Question 13

In the half-deflection method, let the initial current (K open) be $I_g = \frac{V}{R_1 + G}$.

When key $K$ is closed, the shunt $R_2$ is in parallel with $G$.

The current through $G$ is $I_g' = \frac{V}{R_1 + \frac{G R_2}{G + R_2}} \cdot \frac{R_2}{G + R_2} = \frac{V R_2}{R_1(G + R_2) + G R_2}$.
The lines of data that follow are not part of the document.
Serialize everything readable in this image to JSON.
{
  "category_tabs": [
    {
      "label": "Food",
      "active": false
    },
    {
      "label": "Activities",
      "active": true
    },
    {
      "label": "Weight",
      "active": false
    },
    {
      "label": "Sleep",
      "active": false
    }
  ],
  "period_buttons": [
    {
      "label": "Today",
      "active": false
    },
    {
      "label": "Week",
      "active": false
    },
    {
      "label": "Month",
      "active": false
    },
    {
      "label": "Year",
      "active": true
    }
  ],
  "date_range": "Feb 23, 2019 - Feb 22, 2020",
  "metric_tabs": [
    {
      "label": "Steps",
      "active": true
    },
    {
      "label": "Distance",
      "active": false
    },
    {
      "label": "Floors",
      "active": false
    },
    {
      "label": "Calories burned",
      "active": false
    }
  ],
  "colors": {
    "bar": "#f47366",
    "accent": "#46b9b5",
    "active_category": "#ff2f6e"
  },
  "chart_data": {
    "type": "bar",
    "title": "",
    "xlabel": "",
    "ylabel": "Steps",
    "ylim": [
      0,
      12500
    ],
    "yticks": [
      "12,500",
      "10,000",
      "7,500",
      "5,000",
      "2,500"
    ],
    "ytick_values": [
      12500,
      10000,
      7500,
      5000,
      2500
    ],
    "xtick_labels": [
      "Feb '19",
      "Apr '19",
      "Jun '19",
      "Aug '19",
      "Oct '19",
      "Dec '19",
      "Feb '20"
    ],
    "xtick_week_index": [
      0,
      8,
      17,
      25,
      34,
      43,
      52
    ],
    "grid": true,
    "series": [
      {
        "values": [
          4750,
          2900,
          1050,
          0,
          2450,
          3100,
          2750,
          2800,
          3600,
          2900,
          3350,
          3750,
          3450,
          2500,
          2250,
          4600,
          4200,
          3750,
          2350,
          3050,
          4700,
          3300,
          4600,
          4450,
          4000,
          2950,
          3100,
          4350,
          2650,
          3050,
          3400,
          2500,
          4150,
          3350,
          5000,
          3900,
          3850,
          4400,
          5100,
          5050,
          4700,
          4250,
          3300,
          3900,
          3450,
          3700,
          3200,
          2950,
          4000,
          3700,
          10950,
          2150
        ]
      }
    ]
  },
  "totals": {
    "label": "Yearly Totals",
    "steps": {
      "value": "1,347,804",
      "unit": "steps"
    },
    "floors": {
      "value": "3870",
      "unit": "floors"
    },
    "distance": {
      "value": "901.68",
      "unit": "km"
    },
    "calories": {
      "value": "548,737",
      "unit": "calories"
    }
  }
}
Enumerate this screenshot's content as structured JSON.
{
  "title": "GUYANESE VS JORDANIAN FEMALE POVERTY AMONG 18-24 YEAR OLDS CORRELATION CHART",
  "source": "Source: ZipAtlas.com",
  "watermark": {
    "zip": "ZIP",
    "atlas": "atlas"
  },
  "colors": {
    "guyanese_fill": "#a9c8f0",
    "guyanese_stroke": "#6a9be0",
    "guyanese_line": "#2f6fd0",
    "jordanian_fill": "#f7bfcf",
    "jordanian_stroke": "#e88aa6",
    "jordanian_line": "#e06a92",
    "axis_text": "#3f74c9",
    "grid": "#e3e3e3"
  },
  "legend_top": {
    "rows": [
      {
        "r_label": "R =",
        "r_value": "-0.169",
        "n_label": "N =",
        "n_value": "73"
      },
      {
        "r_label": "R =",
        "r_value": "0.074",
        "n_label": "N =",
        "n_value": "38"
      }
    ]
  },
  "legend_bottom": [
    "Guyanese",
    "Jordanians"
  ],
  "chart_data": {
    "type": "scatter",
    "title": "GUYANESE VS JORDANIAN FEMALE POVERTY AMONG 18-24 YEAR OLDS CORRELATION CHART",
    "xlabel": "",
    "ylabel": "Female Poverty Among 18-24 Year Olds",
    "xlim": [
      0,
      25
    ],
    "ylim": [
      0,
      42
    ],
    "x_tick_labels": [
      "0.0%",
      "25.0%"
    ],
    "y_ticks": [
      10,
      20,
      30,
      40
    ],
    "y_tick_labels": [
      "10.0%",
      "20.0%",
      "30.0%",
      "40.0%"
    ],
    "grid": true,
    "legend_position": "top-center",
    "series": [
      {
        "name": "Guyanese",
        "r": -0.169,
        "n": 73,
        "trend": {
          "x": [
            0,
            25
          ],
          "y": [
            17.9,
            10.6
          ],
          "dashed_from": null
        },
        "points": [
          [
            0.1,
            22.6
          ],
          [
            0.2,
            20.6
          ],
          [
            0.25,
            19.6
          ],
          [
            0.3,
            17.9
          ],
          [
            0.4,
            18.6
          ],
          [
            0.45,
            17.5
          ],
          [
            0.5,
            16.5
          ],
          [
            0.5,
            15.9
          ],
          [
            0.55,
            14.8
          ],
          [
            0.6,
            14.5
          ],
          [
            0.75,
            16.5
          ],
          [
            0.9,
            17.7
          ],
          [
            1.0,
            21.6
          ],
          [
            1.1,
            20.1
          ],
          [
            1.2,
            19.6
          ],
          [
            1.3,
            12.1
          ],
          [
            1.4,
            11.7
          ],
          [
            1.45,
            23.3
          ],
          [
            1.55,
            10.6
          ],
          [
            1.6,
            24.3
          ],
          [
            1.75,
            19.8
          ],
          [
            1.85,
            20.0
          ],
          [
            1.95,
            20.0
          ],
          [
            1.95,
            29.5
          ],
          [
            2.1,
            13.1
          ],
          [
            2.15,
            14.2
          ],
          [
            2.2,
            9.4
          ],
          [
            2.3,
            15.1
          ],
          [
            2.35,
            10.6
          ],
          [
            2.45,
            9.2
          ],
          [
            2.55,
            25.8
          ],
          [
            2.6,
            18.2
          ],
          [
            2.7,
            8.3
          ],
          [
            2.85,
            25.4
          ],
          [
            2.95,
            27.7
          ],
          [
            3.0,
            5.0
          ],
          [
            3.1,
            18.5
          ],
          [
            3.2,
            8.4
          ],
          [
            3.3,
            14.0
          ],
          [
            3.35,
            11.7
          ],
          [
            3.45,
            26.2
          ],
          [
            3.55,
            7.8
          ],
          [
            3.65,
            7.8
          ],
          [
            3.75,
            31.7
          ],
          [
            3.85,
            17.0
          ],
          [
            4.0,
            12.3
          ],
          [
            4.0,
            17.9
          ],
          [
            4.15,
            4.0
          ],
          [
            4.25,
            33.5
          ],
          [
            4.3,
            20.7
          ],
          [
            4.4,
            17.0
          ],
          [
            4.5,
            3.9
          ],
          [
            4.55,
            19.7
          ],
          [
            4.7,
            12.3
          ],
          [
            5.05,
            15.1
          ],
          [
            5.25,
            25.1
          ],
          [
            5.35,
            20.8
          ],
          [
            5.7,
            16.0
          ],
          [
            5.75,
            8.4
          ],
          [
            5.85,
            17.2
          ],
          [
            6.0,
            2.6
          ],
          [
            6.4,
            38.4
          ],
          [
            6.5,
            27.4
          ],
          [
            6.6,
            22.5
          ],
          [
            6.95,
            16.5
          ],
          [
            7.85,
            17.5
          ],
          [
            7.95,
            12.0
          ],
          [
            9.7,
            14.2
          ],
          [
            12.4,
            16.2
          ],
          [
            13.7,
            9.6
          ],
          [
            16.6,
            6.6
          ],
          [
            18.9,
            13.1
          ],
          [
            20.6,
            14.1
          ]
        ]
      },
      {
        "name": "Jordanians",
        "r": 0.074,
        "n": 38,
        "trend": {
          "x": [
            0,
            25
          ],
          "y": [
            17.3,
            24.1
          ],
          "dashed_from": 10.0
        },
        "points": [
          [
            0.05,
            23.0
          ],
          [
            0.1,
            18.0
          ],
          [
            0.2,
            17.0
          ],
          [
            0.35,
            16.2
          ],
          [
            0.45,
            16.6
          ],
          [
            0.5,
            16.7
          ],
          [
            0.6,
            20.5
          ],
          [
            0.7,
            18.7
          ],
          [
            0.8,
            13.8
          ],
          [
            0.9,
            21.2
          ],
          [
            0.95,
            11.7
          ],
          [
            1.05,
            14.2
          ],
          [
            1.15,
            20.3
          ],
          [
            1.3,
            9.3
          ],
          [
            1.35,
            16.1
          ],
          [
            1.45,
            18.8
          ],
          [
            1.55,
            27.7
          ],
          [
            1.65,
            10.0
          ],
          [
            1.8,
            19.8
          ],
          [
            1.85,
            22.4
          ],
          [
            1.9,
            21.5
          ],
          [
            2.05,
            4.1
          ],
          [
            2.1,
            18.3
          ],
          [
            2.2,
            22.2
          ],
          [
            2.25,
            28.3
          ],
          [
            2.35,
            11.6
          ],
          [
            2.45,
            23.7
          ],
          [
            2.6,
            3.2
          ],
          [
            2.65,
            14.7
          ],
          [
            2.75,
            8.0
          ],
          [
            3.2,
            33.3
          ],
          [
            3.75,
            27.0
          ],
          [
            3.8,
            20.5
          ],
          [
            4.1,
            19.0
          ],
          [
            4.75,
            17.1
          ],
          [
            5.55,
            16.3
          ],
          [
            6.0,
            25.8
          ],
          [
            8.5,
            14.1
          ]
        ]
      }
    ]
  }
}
Given $I_g' = \frac{1}{2} I_g$, we have:

$\frac{V R_2}{R_1 G + R_1 R_2 + G R_2} = \frac{V}{2(R_1 + G)}$

$2 R_1 R_2 + 2 G R_2 = R_1 G + R_1 R_2 + G R_2$

$R_1 R_2 + G R_2 = R_1 G \Rightarrow R_1 = \frac{G R_2}{G - R_2}$

Substituting $G = 6 \Omega$ and $R_2 = 4 \Omega$:

$R_1 = \frac{6 \times 4}{6 - 4} = 12 \Omega$

In the half-deflection condition (K closed), the total resistance is $R_{eq} = R_1 + \frac{G R_2}{G + R_2} = 12 + \frac{6 \times 4}{6 + 4} = 12 + 2.4 = 14.4 \Omega$.

The current through $R_1$ is $I = \frac{V}{R_{eq}} = \frac{10}{14.4} \approx 0.69444$ A.

In mA, $I = 0.69444 \times 1000 = 694.44$ mA.